Stricter safety rules on processed animal proteins (PAPs), that include intestine, bones, blood and feather, would be imposed if the ban is lifted, Reuters said.

"We are currently discussing with member states the potential re-authorization of processed animal proteins in feed for poultry and pigs from 2014," said a spokesman for Tonio Borg, the E.U.'s Health and Consumer Policy Commissioner.

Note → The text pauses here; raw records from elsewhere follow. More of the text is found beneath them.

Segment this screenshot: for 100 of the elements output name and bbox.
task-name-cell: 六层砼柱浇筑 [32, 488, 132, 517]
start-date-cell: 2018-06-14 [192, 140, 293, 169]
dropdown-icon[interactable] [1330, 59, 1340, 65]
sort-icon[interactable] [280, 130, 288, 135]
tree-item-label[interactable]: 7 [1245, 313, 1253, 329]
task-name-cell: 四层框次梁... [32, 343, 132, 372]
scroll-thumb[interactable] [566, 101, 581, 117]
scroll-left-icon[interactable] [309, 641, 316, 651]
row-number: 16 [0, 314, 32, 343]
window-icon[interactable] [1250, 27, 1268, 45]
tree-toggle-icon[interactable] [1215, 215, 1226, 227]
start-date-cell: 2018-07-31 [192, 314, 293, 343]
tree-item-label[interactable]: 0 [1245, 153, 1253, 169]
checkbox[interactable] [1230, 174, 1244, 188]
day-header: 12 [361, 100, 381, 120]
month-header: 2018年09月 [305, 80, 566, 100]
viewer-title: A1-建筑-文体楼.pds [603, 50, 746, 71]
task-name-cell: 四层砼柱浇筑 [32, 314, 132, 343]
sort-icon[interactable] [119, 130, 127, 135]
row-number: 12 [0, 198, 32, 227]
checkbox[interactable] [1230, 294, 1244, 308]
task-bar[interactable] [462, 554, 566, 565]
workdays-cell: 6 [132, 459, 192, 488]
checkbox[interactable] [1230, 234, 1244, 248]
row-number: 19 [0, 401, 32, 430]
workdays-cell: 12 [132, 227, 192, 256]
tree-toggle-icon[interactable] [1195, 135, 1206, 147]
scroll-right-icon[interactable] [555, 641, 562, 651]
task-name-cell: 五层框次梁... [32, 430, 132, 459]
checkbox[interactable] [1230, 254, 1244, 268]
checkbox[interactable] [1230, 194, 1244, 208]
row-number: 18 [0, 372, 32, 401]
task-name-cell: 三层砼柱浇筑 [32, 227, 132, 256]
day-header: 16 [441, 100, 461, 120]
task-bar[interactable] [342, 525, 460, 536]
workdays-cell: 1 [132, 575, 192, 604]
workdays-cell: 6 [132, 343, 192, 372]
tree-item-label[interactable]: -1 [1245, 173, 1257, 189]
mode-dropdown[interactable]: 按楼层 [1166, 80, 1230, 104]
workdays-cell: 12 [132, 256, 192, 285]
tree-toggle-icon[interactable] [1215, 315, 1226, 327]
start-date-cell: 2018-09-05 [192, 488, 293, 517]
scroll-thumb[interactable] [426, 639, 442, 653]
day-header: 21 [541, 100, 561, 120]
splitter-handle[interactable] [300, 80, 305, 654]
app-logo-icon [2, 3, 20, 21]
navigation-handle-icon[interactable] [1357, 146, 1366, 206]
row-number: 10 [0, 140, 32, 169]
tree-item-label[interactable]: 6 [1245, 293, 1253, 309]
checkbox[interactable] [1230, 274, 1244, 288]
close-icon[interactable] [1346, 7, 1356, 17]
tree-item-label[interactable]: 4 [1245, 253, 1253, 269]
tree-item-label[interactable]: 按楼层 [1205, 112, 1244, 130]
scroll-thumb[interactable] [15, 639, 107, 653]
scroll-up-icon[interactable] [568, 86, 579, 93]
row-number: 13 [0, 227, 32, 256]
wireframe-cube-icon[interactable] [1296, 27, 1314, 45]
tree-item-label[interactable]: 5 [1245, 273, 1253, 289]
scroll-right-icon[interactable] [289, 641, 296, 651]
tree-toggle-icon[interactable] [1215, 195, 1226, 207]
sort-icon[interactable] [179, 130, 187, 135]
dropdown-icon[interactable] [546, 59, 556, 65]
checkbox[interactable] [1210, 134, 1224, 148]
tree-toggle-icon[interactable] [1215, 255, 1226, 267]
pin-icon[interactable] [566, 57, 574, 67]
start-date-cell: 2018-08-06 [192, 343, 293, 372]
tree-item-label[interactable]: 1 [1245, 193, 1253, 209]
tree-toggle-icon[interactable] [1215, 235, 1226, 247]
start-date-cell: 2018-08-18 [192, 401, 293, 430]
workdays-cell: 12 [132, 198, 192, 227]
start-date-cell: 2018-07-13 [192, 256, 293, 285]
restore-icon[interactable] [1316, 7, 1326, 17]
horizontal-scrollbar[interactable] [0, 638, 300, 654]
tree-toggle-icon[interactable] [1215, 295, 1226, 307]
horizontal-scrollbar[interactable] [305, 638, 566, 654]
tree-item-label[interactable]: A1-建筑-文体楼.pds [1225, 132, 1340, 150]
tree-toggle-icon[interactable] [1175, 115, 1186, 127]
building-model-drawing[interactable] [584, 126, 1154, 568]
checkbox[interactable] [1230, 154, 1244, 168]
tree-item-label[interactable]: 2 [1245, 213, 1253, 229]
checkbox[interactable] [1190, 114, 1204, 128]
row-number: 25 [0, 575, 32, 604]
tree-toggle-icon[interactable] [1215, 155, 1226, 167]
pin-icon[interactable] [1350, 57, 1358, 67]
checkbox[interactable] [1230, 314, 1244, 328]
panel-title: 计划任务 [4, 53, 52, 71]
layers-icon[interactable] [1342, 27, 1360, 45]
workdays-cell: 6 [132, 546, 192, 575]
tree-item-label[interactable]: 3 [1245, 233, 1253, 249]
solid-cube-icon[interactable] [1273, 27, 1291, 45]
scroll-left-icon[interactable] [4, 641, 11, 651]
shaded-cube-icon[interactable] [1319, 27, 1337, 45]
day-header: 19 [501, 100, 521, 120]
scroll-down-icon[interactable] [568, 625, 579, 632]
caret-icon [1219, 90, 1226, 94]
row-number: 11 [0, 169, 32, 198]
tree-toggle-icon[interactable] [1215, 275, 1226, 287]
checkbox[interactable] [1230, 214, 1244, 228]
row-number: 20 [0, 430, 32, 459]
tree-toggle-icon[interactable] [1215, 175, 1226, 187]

The byproducts from pig and poultry slaughter were banned in 2000 as a precaution after the mad cow outbreak and the number of cases in the E.U. fell from 2,167 cases in 2001 to 45 cases in 2009 according to the World Health Organization.

Byproducts can be used in pet food, and starting in June, they will be allowed in E.U. fish feed. The next step would be to allow them in poultry and pig feed, Reuters said. It would stay banned in cattle and sheep, where it was most closely linked to mad cow disease.

The E.U. hopes lifting the ban would ease a shortage of cheaper domestically-produced protein. In 2011, the E.U. used around 49.9 million tonnes of protein source in feed but only half of it came from Europe, Reuters said.